Alors oui, Monsieur Fillon, vous qui voulez devenir le seigneur et maître de tous les Français, je vous avoue que je m’honore depuis que votre affaire est sur la place publique de faire partie des mauvaises familles.

– Fier dans cette mauvaise famille d’un grand-père qui donnait à un châtelain oisif comme vous la moitié de sa récolte de métayer et qui, ancien maire de son village, n’hésitait pas, à quatre-vingt ans passés, à prendre son tracteur pour aller déverser du fumier devant la sous-préfecture.

– Fier , dans notre maison où il n’y avait pas grand-chose, de la ronéo familiale qui permettait à mon père d’exprimer ses profonds sentiments anticolonialistes pendant la guerre d’Algérie et de distribuer des tracts de son cru.

– Fier de mon frère, instituteur puis directeur d’école.
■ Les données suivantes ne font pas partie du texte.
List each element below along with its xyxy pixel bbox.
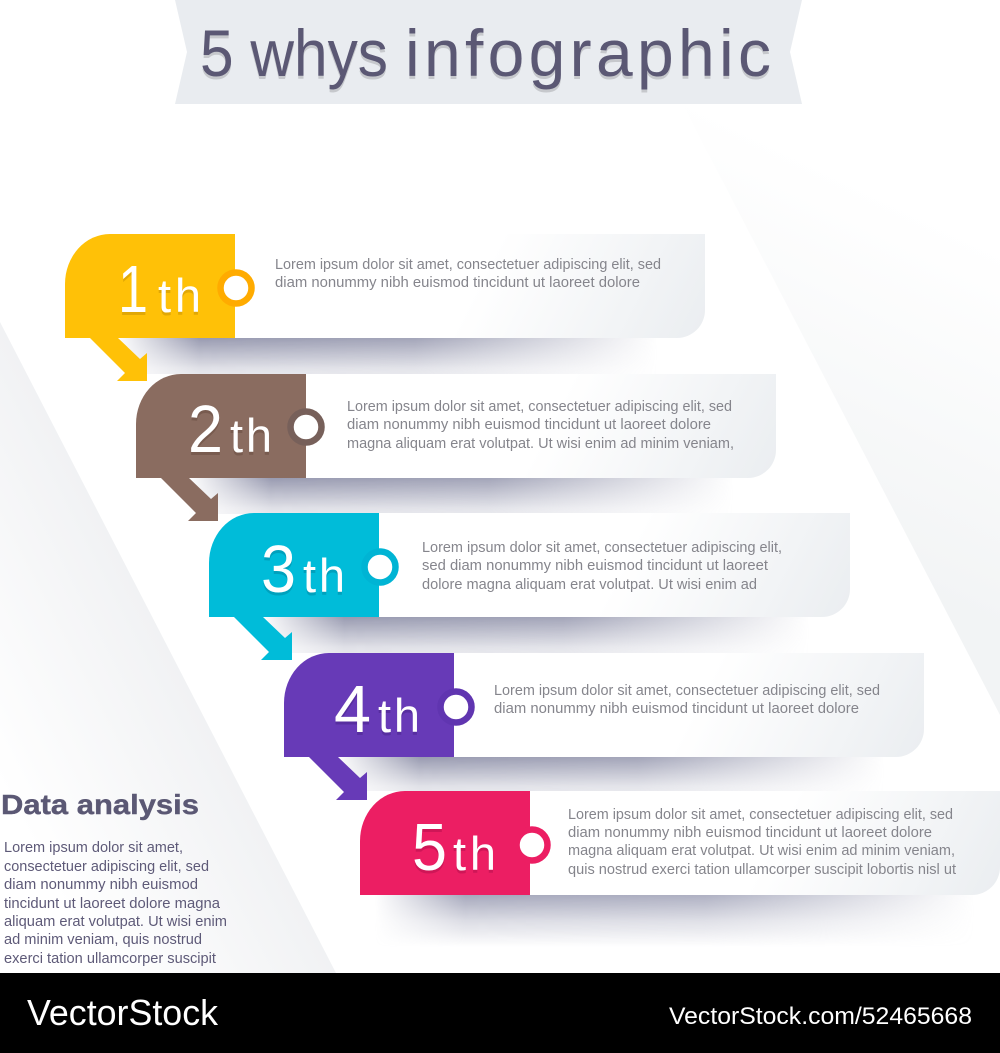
card body 2 xyxy=(306,374,776,478)
text block: data analysis: tincidunt ut laoreet dolore magna xyxy=(4,896,221,912)
text block: data analysis: ad minim veniam, quis nostrud xyxy=(4,932,202,948)
card body 5 xyxy=(530,791,1000,895)
colour tab 2 xyxy=(136,374,306,478)
colour tab 4 xyxy=(284,653,454,757)
connector ring 4 xyxy=(440,692,472,722)
text block 4 xyxy=(494,683,880,717)
text block 5: Lorem ipsum dolor sit amet, consectetuer adipiscing elit, sed xyxy=(568,807,953,823)
number 1 xyxy=(118,252,201,327)
shadow under card 4 xyxy=(337,757,885,791)
text block 3 xyxy=(422,540,782,593)
arrow 3 xyxy=(234,617,292,660)
shadow under card 5 xyxy=(384,895,948,942)
number 2: th xyxy=(230,409,272,462)
text block: data analysis: aliquam erat volutpat. Ut wisi enim xyxy=(4,914,227,930)
number 2: 2 xyxy=(188,392,223,467)
background panel: right diagonal xyxy=(683,105,1000,715)
text block: data analysis: consectetuer adipiscing elit, sed xyxy=(4,859,209,875)
panel: step 4 xyxy=(284,653,924,800)
text block 5: magna aliquam erat volutpat. Ut wisi enim ad minim veniam, xyxy=(568,843,955,859)
text block: data analysis: exerci tation ullamcorper suscipit xyxy=(4,951,216,967)
text block 5: quis nostrud exerci tation ullamcorper suscipit lobortis nisl ut xyxy=(568,862,956,878)
number 2 xyxy=(188,392,272,467)
text block 4: Lorem ipsum dolor sit amet, consectetuer adipiscing elit, sed xyxy=(494,683,880,699)
text block 4: diam nonummy nibh euismod tincidunt ut laoreet dolore xyxy=(494,701,859,717)
arrow 4 xyxy=(309,757,367,800)
text block 3: Lorem ipsum dolor sit amet, consectetuer adipiscing elit, xyxy=(422,540,782,556)
connector ring 3 xyxy=(364,552,396,582)
text block 3: sed diam nonummy nibh euismod tincidunt ut laoreet xyxy=(422,558,768,574)
text block 2: diam nonummy nibh euismod tincidunt ut laoreet dolore xyxy=(347,417,711,433)
connector ring 5 xyxy=(516,830,548,860)
footer url: VectorStock.com/52465668 xyxy=(669,1003,972,1030)
text block 5 xyxy=(568,807,956,878)
panel: step 5 xyxy=(360,791,1000,895)
number 3: th xyxy=(303,549,345,602)
text block: data analysis: diam nonummy nibh euismod xyxy=(4,877,198,893)
panel: step 3 xyxy=(209,513,850,660)
number 4: th xyxy=(378,689,420,742)
number 3 xyxy=(261,532,345,607)
number 5 xyxy=(412,810,496,885)
panel: step 1 xyxy=(65,234,705,381)
text block 1 xyxy=(275,257,661,291)
card body 1 xyxy=(235,234,705,338)
text block 2: Lorem ipsum dolor sit amet, consectetuer adipiscing elit, sed xyxy=(347,399,732,415)
title: infographic xyxy=(405,16,771,90)
footer logo: VectorStock xyxy=(27,992,219,1033)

Jeune retraité, il a réussi tout au long de sa carrière à ne jamais prendre un seul jour d’arrêt, même quand il y avait droit au moment de la naissance de ses filles, simplement parce qu’il pensait que les enfants dont il avait la charge seraient pénalisés.

– Fier d’être membre de cette mauvaise famille et de n’être pas devenu, grâce à ma génétique familiale, un cireur de pompes de la classe dominante en place…

Monsieur Fillon n’avez-vous pas conscience d’être obscène avec vos pitoyables dénégations, vos demi-vérités, et vos dénonciations, qui ne dupent personne, d’un complot universel contre vous ? N’êtes-vous pas peiné, tout comme le manant que je suis, pour tous ces vrais assistants parlementaires, tous ces militants sincères, tous ces élus remarquables que vous salissez avec votre morgue et vos approximations ? Ne comprenez-vous pas qu’à force de vouloir, à gauche comme à droite, conserver vos privilèges à tout prix, vous allez soit propulser Marine Le Pen à la tête du pays soit provoquer une insurrection nationale ? Il y a deux siècles, la noblesse se reconnaissait à ses particules. Maintenant la nouvelle noblesse se reconnaît à ses mandats électoraux et à ses casseroles.

Alors, Monsieur-la-vertu, Monsieur le donneur de leçons de morale, Monsieur l’abonné du premier rang à l’église locale, renoncez à la présidentielle dès aujourd’hui, cassez-vous, et allez-vous cacher dans votre si joli château de Solesmes, qu’en magnifique hypocrite vous qualifiez de maison quand il s’agit d’être élu par le bon peuple. Et, en attendant que vous rendiez l’argent, estimez-vous heureux si les manants, comme en 1789, ne montent pas à l’assaut de votre château en cherchant à mettre votre tête au bout d’une pique.